Posts by DH2VA

    I was planning to carve a lens to be fitted in front of my LNB, to improve efficiency. The material I was planning to use is wax. Candle wax. Wax being a good dielectric, losses should be low, I hoped.

    High frequency dielectric is characterized by both dielectric constant (the famous epsilon) and the dissipation factor or dielectric loss tangent (often quoted as tan-delta).

    I would be very surprised to see a measurement for candle wax as its composition is anything but well defined. At best you could try to find it out for paraffin, but given its low melting point of 37degC, I would not recommend it for use in a feed.

    Teflon is easily available, is well documented and has excellent properties at high frequencies. Try to carve a lens based on Willi's drawing.


    https://rfantennas.wordpress.c…-dualband-feed-vergleich/


    I just did so and upgraded my home setup to a POTY type with a teflon lens. No drop in RX performance compared to LNB-only setup (transponder noise still ca. 4dB above thermal noise on my 88cm dish) but I have now a TX feed in focus (wasn't the case up to now). More news next weekend at the UKW-Tagung in Weinheim.

    The key phrase is here:

    for NB, a 60cm dish with optimal alignment and suitable feed

    we have seen many instances where a botched setup (bad feed, misalignment, ...) lead to bad performance which people believe that a big dish is required. Or even worse, they complain about downlink not working and just use any WebSDR.

    On the other hand (and this pleases me a lot!) many OMs recognize that improvements are possible and tweak the living daylights out of their system. That's what hamradio is all about.

    But if a station sends a weak signal to the satellite, let's say 100 mW and a 60 cm dish.

    The transponder will output it with a small signal/noire ratio. Let's say 5 dB,

    Will I be able to decode this better with a larger dish?

    no because the received signal will be uplink-limited and not downlink-limited.. Nothing you can improve here even with EME-type antenna on downlink.

    G0MJW we do have a link budget with is in very good agreement with the observed performance.
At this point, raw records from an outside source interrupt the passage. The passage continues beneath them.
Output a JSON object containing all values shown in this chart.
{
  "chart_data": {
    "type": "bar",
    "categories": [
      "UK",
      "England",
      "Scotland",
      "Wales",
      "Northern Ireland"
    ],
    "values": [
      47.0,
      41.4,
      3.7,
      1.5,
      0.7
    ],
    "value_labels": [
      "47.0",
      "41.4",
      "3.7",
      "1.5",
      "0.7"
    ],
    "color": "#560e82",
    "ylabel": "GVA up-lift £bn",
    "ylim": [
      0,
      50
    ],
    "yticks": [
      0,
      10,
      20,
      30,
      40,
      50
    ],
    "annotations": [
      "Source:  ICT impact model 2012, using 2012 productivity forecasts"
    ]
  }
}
But as you feared, this has too much NDA'ed information in it and for the sake of staying clean, I will not publish any numbers myself (sorry for being paranoid).

    However, if anybody else is generating a spreadsheet which can be verified by the QO100 community, there is nothing we can do about...

    My guess: dBFS (full scale). Whatever your RX is, 0 dBFS is ADC just saturating so you want to keep well clear of that. In general, dBm scale for QO100 is rather meaningless, as there are too many variables which influence it.

    Just a remark on the Tc: having the GPSDO optimizing its Tc is a great thing but the conclusion that higher Tc automatically means 'better OCXO' is only partly true.. it can also mean 'shitty GPS receiver' as the control loop needs to average longer to benefit from the GPS information.

    When developing such a system myself some time ago, I could easily go down 10x with Tc (while keeping performance) once I included the sawtooth correction from a proper timing receiver. See also www.gpstime.com from Rick Hambly W2GPS (former AMSAT-NA president).

    140W CW is single tone performance.. call it P1dB. 30W is W-CDMA performance with a specified ACPR (adjacent channel power ratio) of -41dBc (according to datasheet). So the 30W is more likely the usable DVB-S2 power in our situation.. which incidentally is about -6dB of the CW output power. Seems to be a good rule of thumb according to the BATC experts.

    Is the yellow mating piece electrically conductive? It should be otherwise you lose quite some signal.. there has to be currents flowing in the walls of the waveguide..

    Thanks for your predisposition PA3FYM and DH2VA!

    More less! The exact description would be: Developing a link budget tool and use DH2VA spread sheet and ES' Hail Sat 2 to validate it!

    I have been working with this famous spreadsheet! Right now I am stuck because I do not really know what is the the current state of QO-100: Output power, back-off, #of channels... Do you know where I can find this data?


    Thanks :) !

    All credits for this spreadsheet go to Jan King, W3GEY... I am a mere user. About the QO-100 data, I am afraid all of these parameters are confidential due to NDA.